Dominasi di Liga Prancis
Pemain berusia 24 tahun ini terus menunjukkan ketajamannya sejak pindah dari Manchester United pada musim panas 2024. Dua gol yang ia sarangkan ke gawang Nice menggenapkan koleksinya menjadi 10 gol di liga musim ini.
Pencapaian tersebut menempatkan Greenwood di posisi teratas dalam perburuan Sepatu Emas Ligue 1 (Golden Boot), menggeser pesaing terdekatnya, Joaquin Panichelli dari Strasbourg. Performa konsisten ini membuat klub-klub besar mulai memantau situasinya jelang bursa transfer mendatang, mengingat kesepakatan transfernya senilai £26,7 juta mencakup klausul bagi hasil penjualan untuk Manchester United.
Terinspirasi Ronaldo Nazario
Dalam sebuah wawancara eksklusif dengan Ligue 1 Plus menjelang pertandingan, Greenwood berbicara mengenai gaya permainannya. Ketika didesak mengenai gerakan favoritnya di atas lapangan, ia tanpa ragu menyebut teknik stepover sebagai andalannya. Diskusi tersebut kemudian mengarah pada sosok legenda Brasil, Ronaldo Nazario.
“I watched a lot of him when I was younger, he used to do it on the goalkeepers a lot, which is kind of crazy.”
Dari pernyataan itu, Greenwood mengenang bagaimana ia sering menonton aksi Ronaldo saat masih muda. Ia menilai keberanian Ronaldo melakukan trik tersebut langsung di hadapan penjaga gawang adalah sesuatu yang luar biasa atau “gila”.
Teknik Visualisasi Mental
Selain kemampuan teknis dan penggunaan kedua kaki yang sama baiknya, Greenwood juga membagikan rahasia persiapan mentalnya sebelum bertanding. Ia mengungkapkan metode khusus untuk menjaga ketenangan saat mendapatkan peluang mencetak gol.

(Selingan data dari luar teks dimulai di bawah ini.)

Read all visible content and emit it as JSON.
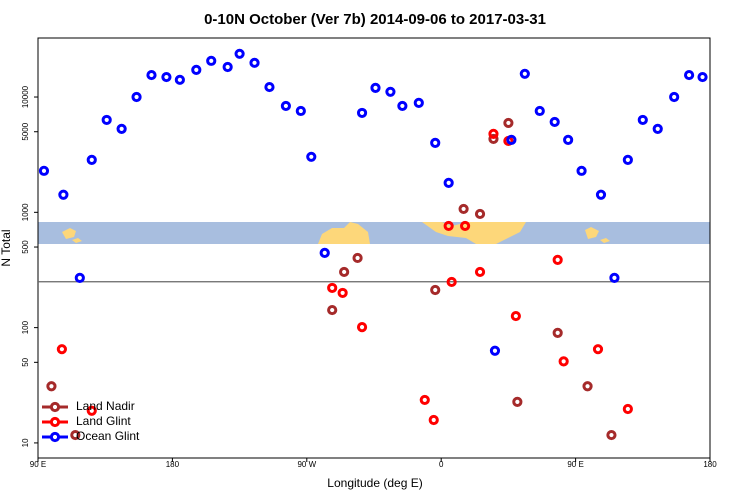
{
  "chart_data": {
    "type": "scatter",
    "title": "0-10N October (Ver 7b)   2014-09-06 to 2017-03-31",
    "xlabel": "Longitude (deg E)",
    "ylabel": "N Total",
    "log_y": true,
    "legend": "bottom-left",
    "xlim": [
      90,
      540
    ],
    "ylim": [
      7.4,
      32500
    ],
    "xticks": [
      {
        "value": 90,
        "label": "90 E"
      },
      180,
      {
        "value": 270,
        "label": "90 W"
      },
      {
        "value": 360,
        "label": "0"
      },
      {
        "value": 450,
        "label": "90 E"
      },
      {
        "value": 540,
        "label": "180"
      }
    ],
    "yticks": [
      10,
      50,
      100,
      500,
      1000,
      5000,
      10000
    ],
    "reference_line": 250,
    "series": [
      {
        "name": "Land Nadir",
        "color": "#a52a2a",
        "x": [
          99,
          115,
          287,
          295,
          304,
          356,
          375,
          386,
          395,
          405,
          411,
          438,
          458,
          474
        ],
        "values": [
          31,
          11.7,
          142,
          304,
          402,
          212,
          1070,
          968,
          4330,
          5960,
          22.7,
          90,
          31,
          11.7
        ]
      },
      {
        "name": "Land Glint",
        "color": "#ff0000",
        "x": [
          106,
          126,
          287,
          294,
          307,
          349,
          355,
          365,
          367,
          376,
          386,
          395,
          405,
          410,
          438,
          442,
          465,
          485
        ],
        "values": [
          65,
          19,
          221,
          200,
          101,
          23.6,
          15.8,
          762,
          249,
          762,
          304,
          4790,
          4160,
          126,
          387,
          51,
          65,
          19.7
        ]
      },
      {
        "name": "Ocean Glint",
        "color": "#0000ff",
        "x": [
          94,
          107,
          118,
          126,
          136,
          146,
          156,
          166,
          176,
          185,
          196,
          206,
          217,
          225,
          235,
          245,
          256,
          266,
          273,
          282,
          307,
          316,
          326,
          334,
          345,
          356,
          365,
          396,
          407,
          416,
          426,
          436,
          445,
          454,
          467,
          476,
          485,
          495,
          505,
          516,
          526,
          535
        ],
        "values": [
          2290,
          1420,
          270,
          2850,
          6330,
          5290,
          10000,
          15500,
          14900,
          14100,
          17200,
          20600,
          18200,
          23700,
          19800,
          12200,
          8370,
          7570,
          3030,
          445,
          7280,
          12000,
          11100,
          8370,
          8890,
          4000,
          1800,
          63,
          4250,
          15900,
          7570,
          6080,
          4250,
          2290,
          1420,
          270,
          2850,
          6330,
          5290,
          10000,
          15500,
          14900
        ]
      }
    ]
  }
}
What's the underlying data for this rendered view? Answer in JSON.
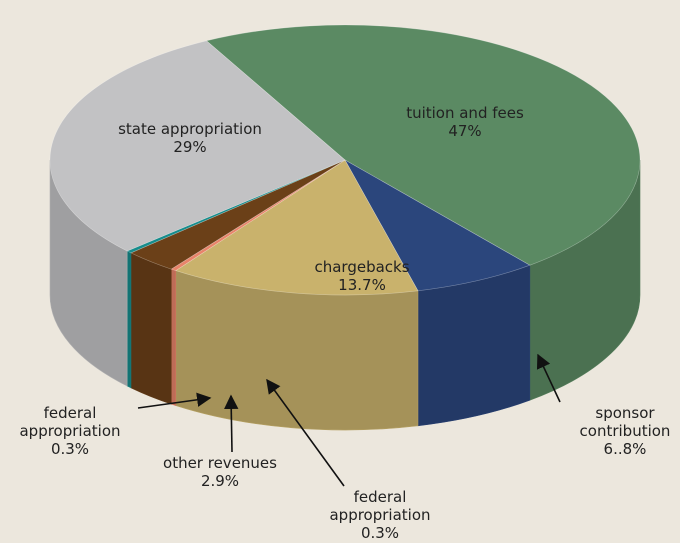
{
  "chart_data": {
    "type": "pie",
    "categories": [
      "tuition and fees",
      "sponsor contribution",
      "chargebacks",
      "federal appropriation",
      "other revenues",
      "federal appropriation",
      "state appropriation"
    ],
    "values": [
      47,
      6.8,
      13.7,
      0.3,
      2.9,
      0.3,
      29
    ],
    "value_labels": [
      "47%",
      "6..8%",
      "13.7%",
      "0.3%",
      "2.9%",
      "0.3%",
      "29%"
    ],
    "colors": [
      "#5b8a63",
      "#2b467c",
      "#c9b26c",
      "#e8846a",
      "#6b4018",
      "#168c8c",
      "#c2c2c4"
    ]
  }
}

“The night before a game, I’m in bed and you’re just visualising things in your head, moments on the pitch.”
Ia menjelaskan bahwa proses visualisasi tersebut berlanjut hingga sesi pemanasan.
“And when I go out to warm up on the pitch, I like to visualise, maybe if I’m in certain situations I’ll do this or do that, so when it comes to it it’s second nature really, I can just do it straight away.”
Menurutnya, dengan membayangkan skenario tertentu sebelumnya, tindakan di lapangan menjadi naluriah atau second nature, sehingga ia bisa mengeksekusi peluang tanpa ragu.